Crosswinds Conversations | Curtis Smith Interviews Jim Merritt, Former Indiana State Senator

This video segment is from Restoring Hope, a TV series hosted on WHMB40 and serving the Indianapolis area. Crosswinds Counseling offers counseling services throughout Indiana.

Curtis: Tonight we are so excited to have our first guess with us. Jim Meritt has been a powerful voice in Indiana government for more than 3 decades. He served in the state senate for more than 30 years and is a former chair of the Marion County Republican Party. Jim thank you so much for joining us today.

Jim: No. Thank you.

Curtis: 30 years in government. I bet you’ve seen a thing or two.

Jim: Yeah, it was quite a ride. I left about November of 2020. After 30 years I felt like I could do more outside the senate than in.

Curtis: So it’s been about a full year now.

Jim: Yes.

Curtis: Have you found that to be true?

Jim: Yeah. It’s allowed me time to think and concentrate on different issues than I ordinarily [would] be working. Constituent service for a state senator is really the hub of everything that individual does. So without having that as a large component of what I did as a state senator, it’s given me time to think and work on some other issues.

Curtis: Before we talk about that, tell me about those 30 years. What are some of the highlights for you? What are some of the things you think about? You look back and say, ‘Boy I’m really proud of that. I’m really glad we accomplished that.’

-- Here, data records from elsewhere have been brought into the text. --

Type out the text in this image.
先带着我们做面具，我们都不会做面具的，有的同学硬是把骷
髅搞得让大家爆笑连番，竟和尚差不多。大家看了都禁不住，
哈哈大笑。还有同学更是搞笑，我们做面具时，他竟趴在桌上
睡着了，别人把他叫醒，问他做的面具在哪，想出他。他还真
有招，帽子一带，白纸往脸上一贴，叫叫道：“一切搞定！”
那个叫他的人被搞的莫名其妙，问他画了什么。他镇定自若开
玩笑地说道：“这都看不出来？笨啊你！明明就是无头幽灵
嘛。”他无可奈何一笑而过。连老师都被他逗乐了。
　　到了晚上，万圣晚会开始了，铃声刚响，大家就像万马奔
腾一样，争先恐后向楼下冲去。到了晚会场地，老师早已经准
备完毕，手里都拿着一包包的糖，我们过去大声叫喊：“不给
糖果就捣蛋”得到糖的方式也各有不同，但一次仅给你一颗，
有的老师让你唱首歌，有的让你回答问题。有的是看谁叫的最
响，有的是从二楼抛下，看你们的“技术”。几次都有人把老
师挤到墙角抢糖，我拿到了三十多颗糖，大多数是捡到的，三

Jim: I’m proud of writing the bill that established really the BMVs future of not having to go to the license branch. If you recall, it was hours when you had to wait.

Curtis: [chuckles] I do recall.

Jim: Yes. Of course. The ‘Kids First’ license plate. The safe-haven law, where you could drop your baby off at a police station or a hospital. The lifeline law where we talked to 149 of the legislators and a governor that giving immunity to someone that is over-served, would save lives, and it has. And working on the opioid issue. Bringing 211 to the state of Indiana. I am very very proud of that career, and I’m really ready to do more.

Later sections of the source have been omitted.